Labour has unveiled a “radical” plan for lifelong learning in England that would give adults a universal entitlement to six years of education up to and including undergraduate degrees, with the plan also calling for a new “strategic body” to coordinate education policy.
Labour’s Lifelong Learning Commission, comprised of experts on post-16 education, published its final report on 12 November, calling for a strategic shift in adult education as part of the party’s existing plan to create a National Education Service. The NES includes tuition-free university education and the reintroduction of maintenance grants, a key element of Labour’s policy platform since the 2017 general election.
Labour leader Jeremy Corbyn and shadow education secretary Angela Rayner gave a press conference, where they pledged that the party would adopt the commission’s plans.
Ms Rayner said: “These policies are some of the most radical that a Labour government will propose. Education as a right for all, throughout your life. A new, universal basic service, the right of every citizen to learn in the way that suits them, to meet their own needs as well as the needs of our economy and society.”
The plan would allow those without A levels or equivalents to attend college and study for them for free, with maintenance grants for those on low incomes.
The key recommendation from the commission states that “every single adult will be able to access six years of credits at Level 4 to 6. Qualifications above A level, up to and including the equivalent of an undergraduate degree, will be available to all those who need it, whenever they need it.”
The report also envisages “means-tested maintenance support for adults to facilitate access to learning” and calls for consideration of how to “better support progression to postgraduate study as part of a broader approach to research and development spending and industrial strategy”.
Another of its recommendations is for a new “strategic body” in education. Here, the report says: “Although the commission does not wish to unnecessarily add new organisations to the skills and education landscape, we do feel there is a strong need for the National Education Service to have an overarching, independent strategic body – distinct from the Department for Education – to coordinate activity across the education system.”
Ms Rayner said that a Labour government would introduce a “new right to paid time off for education and training”, meaning employees were not “trapped” in jobs without the ability to progress through education.
The report says: “For many learners the idea of a three-year, residential degree is neither practical nor desirable, yet our system of qualifications is biased in favour of those who complete single, more intensive programmes of study.”
It also warns that “the last decade has seen funding for adult education and skills slashed by billions of pounds in real terms, and too many potential learners find themselves locked out of the opportunities that returning to education can bring”.

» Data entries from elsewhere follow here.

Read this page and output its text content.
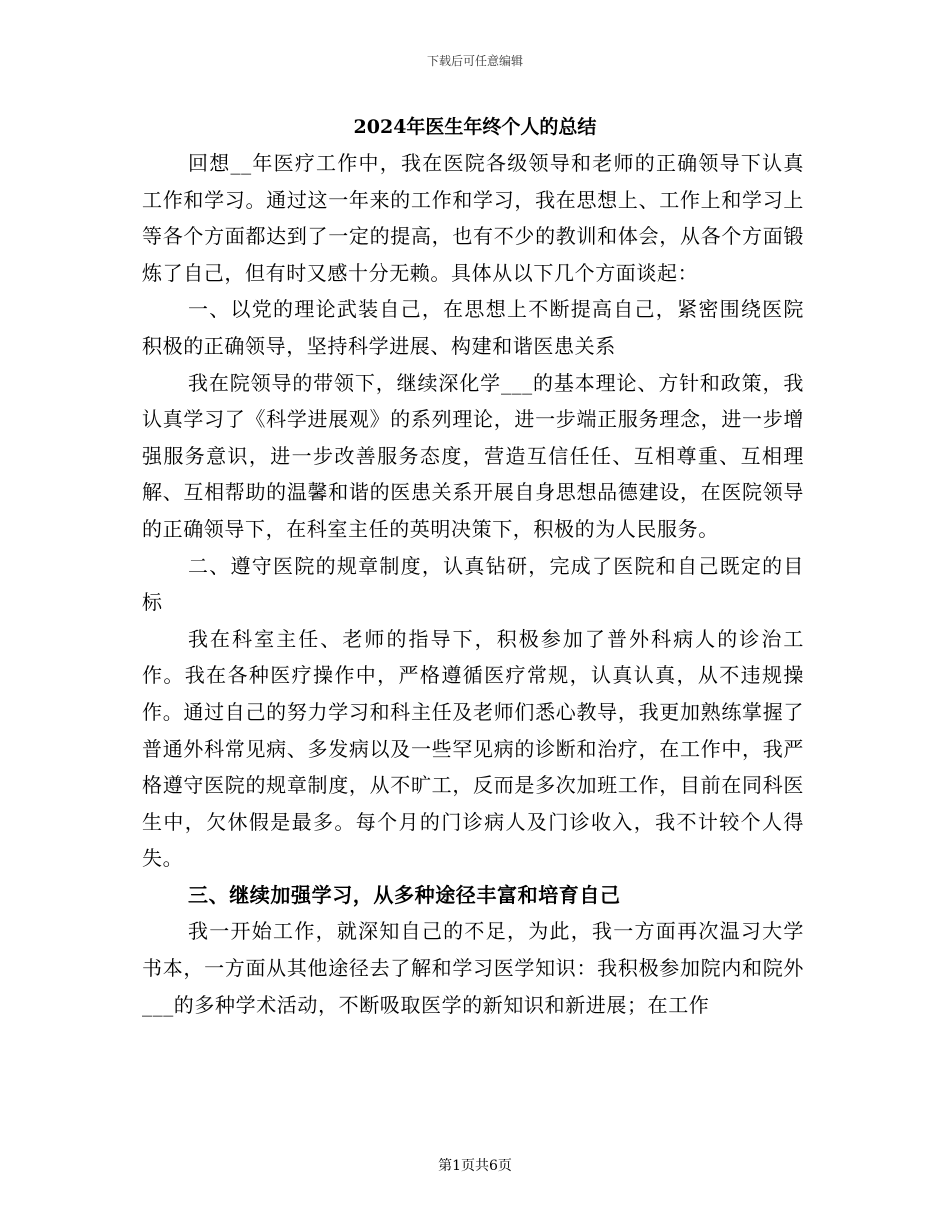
下载后可任意编辑
2024年医生年终个人的总结

回想__年医疗工作中，我在医院各级领导和老师的正确领导下认真工作和学习。通过这一年来的工作和学习，我在思想上、工作上和学习上等各个方面都达到了一定的提高，也有不少的教训和体会，从各个方面锻炼了自己，但有时又感十分无赖。具体从以下几个方面谈起：

一、以党的理论武装自己，在思想上不断提高自己，紧密围绕医院积极的正确领导，坚持科学进展、构建和谐医患关系

我在院领导的带领下，继续深化学___的基本理论、方针和政策，我认真学习了《科学进展观》的系列理论，进一步端正服务理念，进一步增强服务意识，进一步改善服务态度，营造互信任任、互相尊重、互相理解、互相帮助的温馨和谐的医患关系开展自身思想品德建设，在医院领导的正确领导下，在科室主任的英明决策下，积极的为人民服务。

二、遵守医院的规章制度，认真钻研，完成了医院和自己既定的目标

我在科室主任、老师的指导下，积极参加了普外科病人的诊治工作。我在各种医疗操作中，严格遵循医疗常规，认真认真，从不违规操作。通过自己的努力学习和科主任及老师们悉心教导，我更加熟练掌握了普通外科常见病、多发病以及一些罕见病的诊断和治疗，在工作中，我严格遵守医院的规章制度，从不旷工，反而是多次加班工作，目前在同科医生中，欠休假是最多。每个月的门诊病人及门诊收入，我不计较个人得失。

三、继续加强学习，从多种途径丰富和培育自己

我一开始工作，就深知自己的不足，为此，我一方面再次温习大学书本，一方面从其他途径去了解和学习医学知识：我积极参加院内和院外___的多种学术活动，不断吸取医学的新知识和新进展；在工作

第1页共6页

Gordon Marsden, Labour’s shadow higher education, further education and skills minister, said the measures aimed at “stemming and reversing the haemorrhaging of adult learning we’ve had since 2010”.
Asked if the creation of a new “strategic body” would mean the replacement of the Office for Students, Mr Marsden said this “certainly wasn’t in the mind of the commissioners”. But they felt a “different sort of expertise to the sort currently required in higher education” would be needed to implement the National Education Service plans, he added.
Labour has previously said that, if it were in government, the OfS would be “working to different priorities” than at present, he pointed out.
Mr Corbyn said in his speech: “Under our plan, skills and vocational qualifications will be valued the same as university degrees.” And he reiterated Labour’s commitment to “university tuition open to anyone from any background for free, without racking up tens of thousands of pounds in debt”.
Mr Corbyn was questioned about funding for the plan to come from Labour’s planned introduction of VAT on private school fees, but he said that matter would be addressed in the coming manifesto.
The commission was co-chaired by former Labour education secretary Estelle Morris and Communication Workers’ Union general secretary Dave Ward. Members of the commission from the higher education sector included David Latchman, master of Birkbeck, University of London; Dave Phoenix, vice-chancellor of London South Bank University; and Matt Waddup, head of policy and campaigns at the University and College Union.